Women’s cross-border movements continue to be addressed primarily through anti-trafficking discourse at the international, regional, and domestic level. […] women, especially from the postcolonial world, are cast as either victims, incapable of decisionmaking or consenting, sexual deviants, disrupting the moral and social fabric of the sexually sanitized West and or dangerous “Others,” threatening the security of the nation state
The disadvantaged migrant woman becomes the ideal worker from the standpoint of capital and integral to sustaining the current structure of the economy. This situation of illegality and disadvantage also renders migrant women vulnerable to exploitative and forced labour like conditions of work.
http://rhrealitycheck.org/article/2010/12/16/draft-normal-husband-beat-wife-workers-domestic-violence-cambodia — Article about how Cambodian society treats domestic violence as a private dispute, with negative consequences for sex workers, and the organization that fights this. Excerpts:
Solving violence committed by husbands and partners is very difficult. Sometimes the [Cambodian Prostitute Union] calls the police to intervene when members have experienced domestic violence. Officers then come to the house and say to the husband: ‘If you do this again, we will arrest you.’ But the next day they will say that domestic violence is a family matter that should be resolved in the family, and that they do not want to encourage divorce.

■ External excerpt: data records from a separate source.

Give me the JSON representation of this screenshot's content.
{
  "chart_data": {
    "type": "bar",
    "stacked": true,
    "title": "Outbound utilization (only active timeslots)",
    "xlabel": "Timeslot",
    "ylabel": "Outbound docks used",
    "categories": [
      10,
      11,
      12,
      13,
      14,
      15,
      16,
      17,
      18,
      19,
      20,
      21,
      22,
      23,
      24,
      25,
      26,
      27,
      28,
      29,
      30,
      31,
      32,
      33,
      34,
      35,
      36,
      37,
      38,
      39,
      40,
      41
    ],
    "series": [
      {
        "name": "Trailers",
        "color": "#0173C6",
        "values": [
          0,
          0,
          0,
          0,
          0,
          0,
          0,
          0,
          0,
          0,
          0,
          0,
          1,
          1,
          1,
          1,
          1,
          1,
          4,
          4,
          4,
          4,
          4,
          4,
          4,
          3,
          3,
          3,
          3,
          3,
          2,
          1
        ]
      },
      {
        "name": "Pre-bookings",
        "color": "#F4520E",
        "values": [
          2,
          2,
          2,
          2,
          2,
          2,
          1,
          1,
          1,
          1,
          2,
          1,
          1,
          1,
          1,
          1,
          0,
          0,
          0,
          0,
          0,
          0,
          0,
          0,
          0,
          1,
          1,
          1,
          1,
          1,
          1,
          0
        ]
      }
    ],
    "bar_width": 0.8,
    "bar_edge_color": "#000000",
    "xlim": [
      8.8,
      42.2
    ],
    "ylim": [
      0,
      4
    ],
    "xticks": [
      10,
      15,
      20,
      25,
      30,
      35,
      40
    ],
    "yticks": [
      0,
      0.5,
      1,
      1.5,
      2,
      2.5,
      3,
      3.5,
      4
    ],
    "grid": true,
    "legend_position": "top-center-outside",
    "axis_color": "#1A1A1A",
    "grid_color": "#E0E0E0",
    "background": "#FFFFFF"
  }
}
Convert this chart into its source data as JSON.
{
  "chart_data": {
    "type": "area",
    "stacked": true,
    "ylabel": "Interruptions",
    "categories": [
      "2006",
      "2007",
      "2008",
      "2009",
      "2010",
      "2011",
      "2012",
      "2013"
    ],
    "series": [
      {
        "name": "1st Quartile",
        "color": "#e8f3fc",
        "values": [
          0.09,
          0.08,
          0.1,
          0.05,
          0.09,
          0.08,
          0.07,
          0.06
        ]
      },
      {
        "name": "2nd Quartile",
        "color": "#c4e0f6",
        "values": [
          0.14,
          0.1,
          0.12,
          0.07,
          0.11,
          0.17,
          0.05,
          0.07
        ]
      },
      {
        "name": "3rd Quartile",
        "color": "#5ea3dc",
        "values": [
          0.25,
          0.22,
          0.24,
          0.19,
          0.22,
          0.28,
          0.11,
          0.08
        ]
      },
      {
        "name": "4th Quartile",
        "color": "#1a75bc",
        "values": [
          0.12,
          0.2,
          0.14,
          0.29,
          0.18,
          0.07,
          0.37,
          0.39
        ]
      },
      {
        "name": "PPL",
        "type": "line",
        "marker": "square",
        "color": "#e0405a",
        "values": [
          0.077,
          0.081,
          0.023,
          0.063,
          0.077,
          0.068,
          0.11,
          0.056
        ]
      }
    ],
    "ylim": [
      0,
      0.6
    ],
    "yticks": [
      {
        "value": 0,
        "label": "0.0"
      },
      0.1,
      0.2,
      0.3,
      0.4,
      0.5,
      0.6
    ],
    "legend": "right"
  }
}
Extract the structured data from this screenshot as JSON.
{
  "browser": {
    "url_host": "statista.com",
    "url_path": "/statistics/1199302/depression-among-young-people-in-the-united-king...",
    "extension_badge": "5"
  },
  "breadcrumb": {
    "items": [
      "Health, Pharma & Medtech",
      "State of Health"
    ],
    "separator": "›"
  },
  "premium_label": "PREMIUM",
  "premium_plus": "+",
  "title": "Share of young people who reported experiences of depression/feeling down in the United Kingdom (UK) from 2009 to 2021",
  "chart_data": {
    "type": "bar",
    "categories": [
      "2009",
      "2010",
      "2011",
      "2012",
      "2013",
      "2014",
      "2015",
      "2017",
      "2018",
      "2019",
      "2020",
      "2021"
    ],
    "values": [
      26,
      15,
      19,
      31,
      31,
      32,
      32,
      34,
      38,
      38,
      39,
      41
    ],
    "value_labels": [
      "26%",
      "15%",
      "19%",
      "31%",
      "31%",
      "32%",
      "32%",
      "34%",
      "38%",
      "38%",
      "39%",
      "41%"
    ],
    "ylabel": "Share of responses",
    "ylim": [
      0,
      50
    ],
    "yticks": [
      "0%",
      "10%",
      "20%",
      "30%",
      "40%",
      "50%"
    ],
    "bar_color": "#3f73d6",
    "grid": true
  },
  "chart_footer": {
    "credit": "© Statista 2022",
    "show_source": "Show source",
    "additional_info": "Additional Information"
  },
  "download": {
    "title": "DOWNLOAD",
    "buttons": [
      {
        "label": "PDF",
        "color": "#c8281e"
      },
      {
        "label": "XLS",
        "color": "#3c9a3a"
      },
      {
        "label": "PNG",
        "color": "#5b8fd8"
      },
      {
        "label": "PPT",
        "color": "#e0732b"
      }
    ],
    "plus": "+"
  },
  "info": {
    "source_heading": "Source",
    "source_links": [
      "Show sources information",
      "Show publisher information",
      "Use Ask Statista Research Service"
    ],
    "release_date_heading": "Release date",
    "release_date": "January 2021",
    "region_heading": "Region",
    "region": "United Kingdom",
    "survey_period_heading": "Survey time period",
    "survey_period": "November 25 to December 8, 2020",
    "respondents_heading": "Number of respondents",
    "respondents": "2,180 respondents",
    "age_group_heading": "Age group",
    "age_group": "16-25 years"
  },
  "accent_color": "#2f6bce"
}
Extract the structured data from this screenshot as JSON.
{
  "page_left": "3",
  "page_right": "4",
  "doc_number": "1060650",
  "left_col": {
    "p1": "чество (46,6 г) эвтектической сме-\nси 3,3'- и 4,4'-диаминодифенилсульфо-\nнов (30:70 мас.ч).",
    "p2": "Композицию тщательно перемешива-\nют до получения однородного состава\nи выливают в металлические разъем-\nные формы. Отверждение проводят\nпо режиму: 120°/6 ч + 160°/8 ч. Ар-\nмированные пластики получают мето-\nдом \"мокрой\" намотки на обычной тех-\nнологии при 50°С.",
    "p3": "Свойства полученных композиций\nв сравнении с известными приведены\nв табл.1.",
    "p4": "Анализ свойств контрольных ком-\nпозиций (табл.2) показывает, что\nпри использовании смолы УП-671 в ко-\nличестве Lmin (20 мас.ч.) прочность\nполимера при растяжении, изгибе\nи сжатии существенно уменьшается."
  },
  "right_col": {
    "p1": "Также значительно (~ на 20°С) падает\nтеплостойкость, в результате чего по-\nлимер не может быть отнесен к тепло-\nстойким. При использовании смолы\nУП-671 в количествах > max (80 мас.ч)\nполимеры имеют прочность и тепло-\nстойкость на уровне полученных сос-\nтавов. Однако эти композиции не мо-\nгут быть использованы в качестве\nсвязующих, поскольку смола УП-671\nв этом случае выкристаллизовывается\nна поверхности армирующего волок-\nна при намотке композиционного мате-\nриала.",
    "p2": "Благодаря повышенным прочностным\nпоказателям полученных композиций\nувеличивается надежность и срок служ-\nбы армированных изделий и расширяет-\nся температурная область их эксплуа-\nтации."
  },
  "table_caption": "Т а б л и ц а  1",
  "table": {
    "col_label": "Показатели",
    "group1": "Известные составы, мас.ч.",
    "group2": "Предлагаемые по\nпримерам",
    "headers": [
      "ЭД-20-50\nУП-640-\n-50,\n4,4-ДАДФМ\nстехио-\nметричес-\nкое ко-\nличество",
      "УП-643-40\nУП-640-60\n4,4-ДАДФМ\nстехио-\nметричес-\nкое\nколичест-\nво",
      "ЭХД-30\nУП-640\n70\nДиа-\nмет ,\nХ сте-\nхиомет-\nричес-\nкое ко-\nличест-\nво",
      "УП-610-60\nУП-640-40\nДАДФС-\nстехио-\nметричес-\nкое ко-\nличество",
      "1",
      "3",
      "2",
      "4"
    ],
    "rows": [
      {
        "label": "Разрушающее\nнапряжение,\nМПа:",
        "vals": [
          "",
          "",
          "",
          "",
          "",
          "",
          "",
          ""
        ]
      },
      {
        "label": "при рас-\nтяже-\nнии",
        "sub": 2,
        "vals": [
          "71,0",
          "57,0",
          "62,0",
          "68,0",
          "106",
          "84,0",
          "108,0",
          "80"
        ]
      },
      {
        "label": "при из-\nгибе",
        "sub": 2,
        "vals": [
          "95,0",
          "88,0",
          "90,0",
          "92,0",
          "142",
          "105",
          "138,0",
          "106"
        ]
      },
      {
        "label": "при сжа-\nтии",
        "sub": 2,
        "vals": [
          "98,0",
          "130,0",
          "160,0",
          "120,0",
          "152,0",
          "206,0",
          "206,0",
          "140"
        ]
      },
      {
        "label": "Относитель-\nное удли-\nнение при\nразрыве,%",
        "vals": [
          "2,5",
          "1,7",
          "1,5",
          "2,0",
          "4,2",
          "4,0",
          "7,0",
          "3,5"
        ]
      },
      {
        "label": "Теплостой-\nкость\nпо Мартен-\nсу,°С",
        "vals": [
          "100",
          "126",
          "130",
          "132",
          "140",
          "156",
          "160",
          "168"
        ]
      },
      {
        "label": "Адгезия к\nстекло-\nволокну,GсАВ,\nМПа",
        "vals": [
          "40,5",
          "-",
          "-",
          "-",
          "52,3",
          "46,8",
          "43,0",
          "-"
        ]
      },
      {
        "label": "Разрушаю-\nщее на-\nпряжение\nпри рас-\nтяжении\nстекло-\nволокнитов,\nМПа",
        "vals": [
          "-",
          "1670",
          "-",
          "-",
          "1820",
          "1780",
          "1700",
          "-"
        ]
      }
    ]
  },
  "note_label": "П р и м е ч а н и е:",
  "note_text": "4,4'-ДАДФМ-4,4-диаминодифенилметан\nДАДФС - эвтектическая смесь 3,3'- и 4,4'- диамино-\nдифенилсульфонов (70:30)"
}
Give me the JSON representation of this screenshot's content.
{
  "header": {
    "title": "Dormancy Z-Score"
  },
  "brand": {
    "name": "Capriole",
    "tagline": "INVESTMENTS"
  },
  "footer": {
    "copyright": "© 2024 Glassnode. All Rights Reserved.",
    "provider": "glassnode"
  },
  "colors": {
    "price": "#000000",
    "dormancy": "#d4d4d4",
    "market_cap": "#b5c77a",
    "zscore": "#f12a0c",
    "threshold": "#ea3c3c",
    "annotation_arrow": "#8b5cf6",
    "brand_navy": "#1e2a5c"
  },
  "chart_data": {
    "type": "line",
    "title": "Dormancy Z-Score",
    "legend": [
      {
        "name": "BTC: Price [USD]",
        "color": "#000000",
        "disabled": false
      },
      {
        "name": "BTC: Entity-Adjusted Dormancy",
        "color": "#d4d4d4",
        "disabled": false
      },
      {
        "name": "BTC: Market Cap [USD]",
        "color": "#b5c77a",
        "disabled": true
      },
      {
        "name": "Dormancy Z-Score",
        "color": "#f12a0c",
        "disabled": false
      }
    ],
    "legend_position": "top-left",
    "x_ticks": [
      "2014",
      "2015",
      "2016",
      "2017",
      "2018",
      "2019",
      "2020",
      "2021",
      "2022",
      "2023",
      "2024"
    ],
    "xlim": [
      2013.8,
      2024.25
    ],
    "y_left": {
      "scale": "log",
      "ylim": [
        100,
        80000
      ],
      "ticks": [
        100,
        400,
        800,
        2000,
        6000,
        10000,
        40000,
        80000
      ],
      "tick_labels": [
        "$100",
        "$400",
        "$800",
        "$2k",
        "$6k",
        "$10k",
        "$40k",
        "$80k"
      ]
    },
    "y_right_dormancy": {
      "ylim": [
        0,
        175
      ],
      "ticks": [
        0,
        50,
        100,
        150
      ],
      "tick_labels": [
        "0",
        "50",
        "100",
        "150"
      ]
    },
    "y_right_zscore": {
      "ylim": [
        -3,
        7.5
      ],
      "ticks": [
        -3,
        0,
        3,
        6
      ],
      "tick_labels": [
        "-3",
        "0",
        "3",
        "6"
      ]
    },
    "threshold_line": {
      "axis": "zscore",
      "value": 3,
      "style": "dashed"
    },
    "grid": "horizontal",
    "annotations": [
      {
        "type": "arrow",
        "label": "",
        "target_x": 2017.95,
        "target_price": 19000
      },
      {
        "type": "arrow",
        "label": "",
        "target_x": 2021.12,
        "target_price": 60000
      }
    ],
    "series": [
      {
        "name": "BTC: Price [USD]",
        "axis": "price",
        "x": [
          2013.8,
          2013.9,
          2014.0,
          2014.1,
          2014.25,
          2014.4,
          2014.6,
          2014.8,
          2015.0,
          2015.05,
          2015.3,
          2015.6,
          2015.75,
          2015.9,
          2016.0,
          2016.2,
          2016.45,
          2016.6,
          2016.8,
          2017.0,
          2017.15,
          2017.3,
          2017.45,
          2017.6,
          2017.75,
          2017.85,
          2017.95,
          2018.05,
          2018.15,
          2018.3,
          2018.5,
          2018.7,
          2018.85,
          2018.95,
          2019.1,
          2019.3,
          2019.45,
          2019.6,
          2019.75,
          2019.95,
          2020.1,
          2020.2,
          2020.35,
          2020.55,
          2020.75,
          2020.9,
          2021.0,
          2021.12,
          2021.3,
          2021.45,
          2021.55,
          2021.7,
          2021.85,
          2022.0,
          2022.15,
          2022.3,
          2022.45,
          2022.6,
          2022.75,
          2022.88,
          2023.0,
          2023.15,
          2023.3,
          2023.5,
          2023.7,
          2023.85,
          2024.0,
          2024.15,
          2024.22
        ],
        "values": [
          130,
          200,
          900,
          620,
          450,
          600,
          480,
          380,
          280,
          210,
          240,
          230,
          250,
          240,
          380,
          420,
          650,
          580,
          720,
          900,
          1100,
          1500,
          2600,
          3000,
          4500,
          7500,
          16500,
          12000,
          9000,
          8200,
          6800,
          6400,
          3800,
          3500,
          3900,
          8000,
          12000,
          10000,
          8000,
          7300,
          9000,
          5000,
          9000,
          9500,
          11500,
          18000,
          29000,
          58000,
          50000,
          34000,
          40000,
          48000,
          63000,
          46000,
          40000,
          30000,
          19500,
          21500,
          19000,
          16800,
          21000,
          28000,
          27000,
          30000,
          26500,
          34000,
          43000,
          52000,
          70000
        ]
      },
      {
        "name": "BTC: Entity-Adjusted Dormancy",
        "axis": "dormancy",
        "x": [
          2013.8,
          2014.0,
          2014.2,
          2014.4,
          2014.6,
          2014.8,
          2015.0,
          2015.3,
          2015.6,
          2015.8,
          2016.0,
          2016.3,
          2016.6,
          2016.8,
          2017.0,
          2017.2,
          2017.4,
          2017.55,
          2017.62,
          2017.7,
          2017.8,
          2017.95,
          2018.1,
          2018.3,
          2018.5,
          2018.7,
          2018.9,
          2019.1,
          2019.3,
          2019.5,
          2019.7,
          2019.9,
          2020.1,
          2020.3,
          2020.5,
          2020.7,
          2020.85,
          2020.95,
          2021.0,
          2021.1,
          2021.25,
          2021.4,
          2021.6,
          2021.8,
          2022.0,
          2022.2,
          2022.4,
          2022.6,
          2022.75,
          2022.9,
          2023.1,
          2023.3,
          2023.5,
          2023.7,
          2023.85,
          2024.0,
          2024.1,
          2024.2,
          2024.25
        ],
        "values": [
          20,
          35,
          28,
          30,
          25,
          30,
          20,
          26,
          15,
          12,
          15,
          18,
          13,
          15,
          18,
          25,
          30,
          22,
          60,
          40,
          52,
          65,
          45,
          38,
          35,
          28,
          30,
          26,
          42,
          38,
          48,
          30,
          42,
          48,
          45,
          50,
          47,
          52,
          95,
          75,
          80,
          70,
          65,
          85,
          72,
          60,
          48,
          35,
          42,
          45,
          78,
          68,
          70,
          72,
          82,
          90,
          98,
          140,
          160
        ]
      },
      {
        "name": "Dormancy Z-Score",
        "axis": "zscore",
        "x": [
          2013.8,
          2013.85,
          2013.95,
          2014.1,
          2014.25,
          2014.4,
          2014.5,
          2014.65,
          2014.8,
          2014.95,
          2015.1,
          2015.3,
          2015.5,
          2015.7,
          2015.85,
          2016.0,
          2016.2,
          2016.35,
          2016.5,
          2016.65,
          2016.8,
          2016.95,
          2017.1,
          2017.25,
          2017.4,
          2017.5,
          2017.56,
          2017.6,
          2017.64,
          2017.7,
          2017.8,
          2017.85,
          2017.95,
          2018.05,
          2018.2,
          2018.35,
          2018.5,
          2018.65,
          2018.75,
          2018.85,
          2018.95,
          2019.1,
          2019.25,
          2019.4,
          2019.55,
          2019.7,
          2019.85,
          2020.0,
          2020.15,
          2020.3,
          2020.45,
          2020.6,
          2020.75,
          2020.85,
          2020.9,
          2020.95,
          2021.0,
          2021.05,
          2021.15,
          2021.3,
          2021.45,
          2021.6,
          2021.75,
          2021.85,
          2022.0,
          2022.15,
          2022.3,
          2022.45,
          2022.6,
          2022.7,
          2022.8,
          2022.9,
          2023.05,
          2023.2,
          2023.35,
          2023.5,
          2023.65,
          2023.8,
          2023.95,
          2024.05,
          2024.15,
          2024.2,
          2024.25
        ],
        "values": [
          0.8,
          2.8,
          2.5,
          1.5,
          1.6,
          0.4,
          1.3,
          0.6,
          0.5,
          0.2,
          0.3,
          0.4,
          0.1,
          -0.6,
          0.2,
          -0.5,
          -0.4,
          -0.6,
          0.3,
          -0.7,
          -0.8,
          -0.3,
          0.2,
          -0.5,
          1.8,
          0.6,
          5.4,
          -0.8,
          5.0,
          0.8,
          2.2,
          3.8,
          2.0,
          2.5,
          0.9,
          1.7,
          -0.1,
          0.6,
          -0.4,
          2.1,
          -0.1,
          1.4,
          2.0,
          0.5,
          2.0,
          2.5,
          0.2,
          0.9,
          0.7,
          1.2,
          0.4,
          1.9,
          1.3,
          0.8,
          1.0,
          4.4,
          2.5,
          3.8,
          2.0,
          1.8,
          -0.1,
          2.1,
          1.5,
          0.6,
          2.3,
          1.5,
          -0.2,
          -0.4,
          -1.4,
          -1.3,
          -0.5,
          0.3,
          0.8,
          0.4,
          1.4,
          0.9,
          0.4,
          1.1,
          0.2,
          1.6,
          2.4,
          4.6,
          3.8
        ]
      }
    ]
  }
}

The CPU also assists the women to make a formal complaint to the local authorities and will accompany them to ensure that they are not discriminated against. Safe shelter with relevant women’s legal and human rights organisations will also be sought for women who experience extreme violence, at the request of the women. Whilst the CPU cannot provide direct legal assistance, it refers sex workers to supportive local legal or human rights organisations that can provide advice and a lawyer if a sex worker wishes to take the case to court.